The United States allows the Japanese to live with an ambiguous sense of national security - critical of American military power while depending on it, possessing a military but proscribing its use of force, suspicious of its neighbors but not coming up with constructive policies to ameliorate relations. The United States as the world’s benign hegemon is for the Japanese most desirable.
There may be those who find Japanese ambiguity ignoble, but nobility is an aristocratic virtue, the stuff of the samurai, and the vast majority of the Japanese are of peasant origin. Like the peasant characters in Akira Kurosawa’s film, Seven Samurai, the weak must do what it must, and survive by cunning wit. Heroism and moral clarity are not of the peasant.

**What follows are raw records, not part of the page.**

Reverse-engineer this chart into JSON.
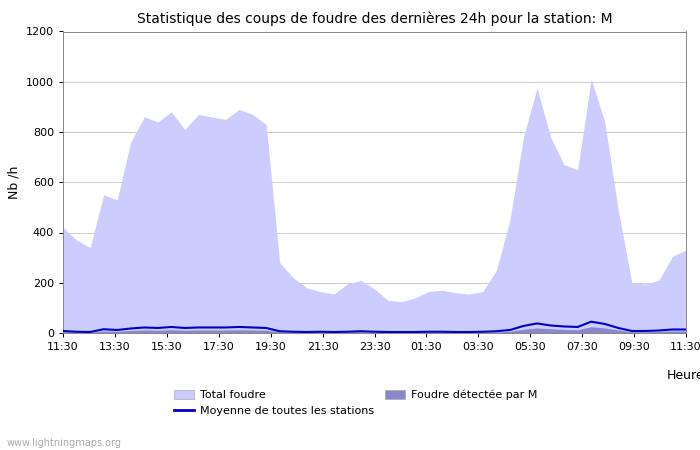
{
  "title": "Statistique des coups de foudre des dernières 24h pour la station: M",
  "ylabel": "Nb /h",
  "xlabel": "Heure",
  "watermark": "www.lightningmaps.org",
  "ylim": [
    0,
    1200
  ],
  "yticks": [
    0,
    200,
    400,
    600,
    800,
    1000,
    1200
  ],
  "x_labels": [
    "11:30",
    "13:30",
    "15:30",
    "17:30",
    "19:30",
    "21:30",
    "23:30",
    "01:30",
    "03:30",
    "05:30",
    "07:30",
    "09:30",
    "11:30"
  ],
  "color_total": "#ccccff",
  "color_detected": "#8888cc",
  "color_mean": "#0000cc",
  "background": "#ffffff",
  "grid_color": "#cccccc",
  "total_foudre": [
    420,
    370,
    340,
    550,
    530,
    760,
    860,
    840,
    880,
    810,
    870,
    860,
    850,
    890,
    870,
    830,
    280,
    220,
    180,
    165,
    155,
    195,
    210,
    175,
    130,
    125,
    140,
    165,
    170,
    160,
    155,
    165,
    250,
    450,
    780,
    975,
    780,
    670,
    650,
    1010,
    840,
    490,
    200,
    195,
    210,
    305,
    330
  ],
  "detected_foudre": [
    5,
    4,
    3,
    8,
    7,
    10,
    12,
    11,
    13,
    11,
    12,
    12,
    12,
    13,
    12,
    11,
    4,
    3,
    2,
    3,
    2,
    3,
    4,
    3,
    2,
    2,
    2,
    3,
    3,
    2,
    2,
    3,
    4,
    7,
    15,
    20,
    17,
    14,
    13,
    25,
    20,
    12,
    5,
    5,
    6,
    8,
    8
  ],
  "mean_foudre": [
    8,
    5,
    4,
    15,
    12,
    18,
    22,
    20,
    24,
    20,
    22,
    22,
    22,
    24,
    22,
    20,
    7,
    5,
    4,
    5,
    4,
    5,
    7,
    5,
    4,
    4,
    4,
    5,
    5,
    4,
    4,
    5,
    7,
    12,
    28,
    38,
    30,
    26,
    24,
    45,
    36,
    20,
    8,
    8,
    10,
    14,
    14
  ],
  "n_points": 47,
  "title_fontsize": 10,
  "tick_fontsize": 8,
  "label_fontsize": 9,
  "legend_fontsize": 8
}
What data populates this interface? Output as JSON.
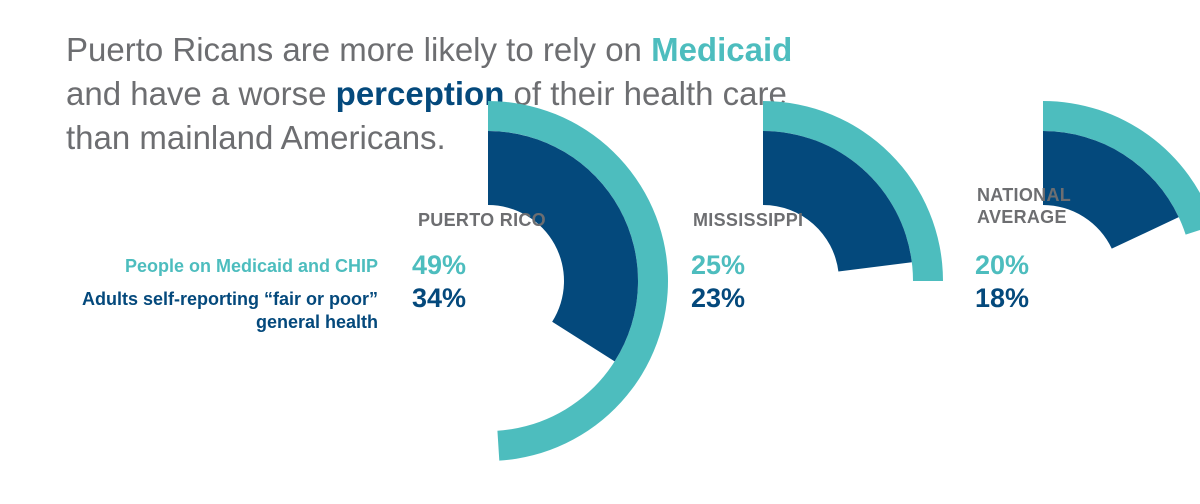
{
  "headline": {
    "part1": "Puerto Ricans are more likely to rely on ",
    "emph1": "Medicaid",
    "part2": " and have a worse ",
    "emph2": "perception",
    "part3": " of their health care than mainland Americans."
  },
  "colors": {
    "medicaid": "#4dbdbe",
    "fair_poor": "#04497c",
    "text": "#6d6e71"
  },
  "chart_data": {
    "type": "radial-bar",
    "series": [
      {
        "name": "People on Medicaid and CHIP",
        "color": "#4dbdbe"
      },
      {
        "name": "Adults self-reporting “fair or poor” general health",
        "color": "#04497c"
      }
    ],
    "groups": [
      {
        "name": "PUERTO RICO",
        "values": [
          49,
          34
        ],
        "labels": [
          "49%",
          "34%"
        ]
      },
      {
        "name": "MISSISSIPPI",
        "values": [
          25,
          23
        ],
        "labels": [
          "25%",
          "23%"
        ]
      },
      {
        "name": "NATIONAL\nAVERAGE",
        "values": [
          20,
          18
        ],
        "labels": [
          "20%",
          "18%"
        ]
      }
    ]
  }
}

After 9/11, many Japanese feel something dangerous unfolding in Bush’s America. The ineptitude and insensitivity of the American authorities in dealing with Hurricane Katrina helped confirm the Japanese trepidation. One survey revealed that 22% of the Japanese favored Bush’s re-election, while 56% wished for a President John Kerry. Just as Beijing is waiting for Prime Minister Koizumi to step down next September to begin a new diplomacy, many in Japan are waiting for the next American president to restore a benignly hegemonic and noble United States.
We the Japanese People
Japan is in the midst of a grand social transformation. Political manners, economic rules, patterns of everyday life and international relations are all in flux. The last time Japan saw change of great magnitude was after the defeat in the Second World War by American design. This time, there is no blueprint, and the Japanese are groping for a vision. What do the Japanese want?
The ruling Liberal-Democratic Party wants to write a new Japanese constitution. For six decades, not a single word of the American-authored constitution has been amended. At issue is article nine in which the Japanese people “forever renounce” the threat or use of force to settle international disputes and the possession of a military. The Liberal-Democrats want to properly recognize the existing self-defense force and restore “normalcy” to the Japanese state by reacquiring the sovereign right of defense.
Furthermore, there is the Liberal-Democrats’ conservative tendency to see the constitution as a tool of rule. The party has never been comfortable with the liberal assumption of the American-authored constitution, which is a guarantee of the rights and liberties of citizens. The party wants to write a constitution that includes a set of duties and obligations of citizens to the state, including patriotism.
According to a May 2006 survey by the liberal national daily, Asahi, there is now a slight majority of 55% favoring constitutional amendment. The most enthusiastic constitutional revisionists are women in their thirties; 67% of them say yes. They are on the whole supportive of the pacifistic spirit of article nine, and they want to add more rights and liberties to the current document that begins, “We the Japanese people.” Moreover, 72% of the people say constitutional revision should not be trusted to the lawmakers. Japan is in for an interesting time.
Mr. Agakimi is an independent scholar. The views expressed in this piece are the author’s responsibility and should not be attributed to JIIA Commentary or The Japan Institute of International Affairs.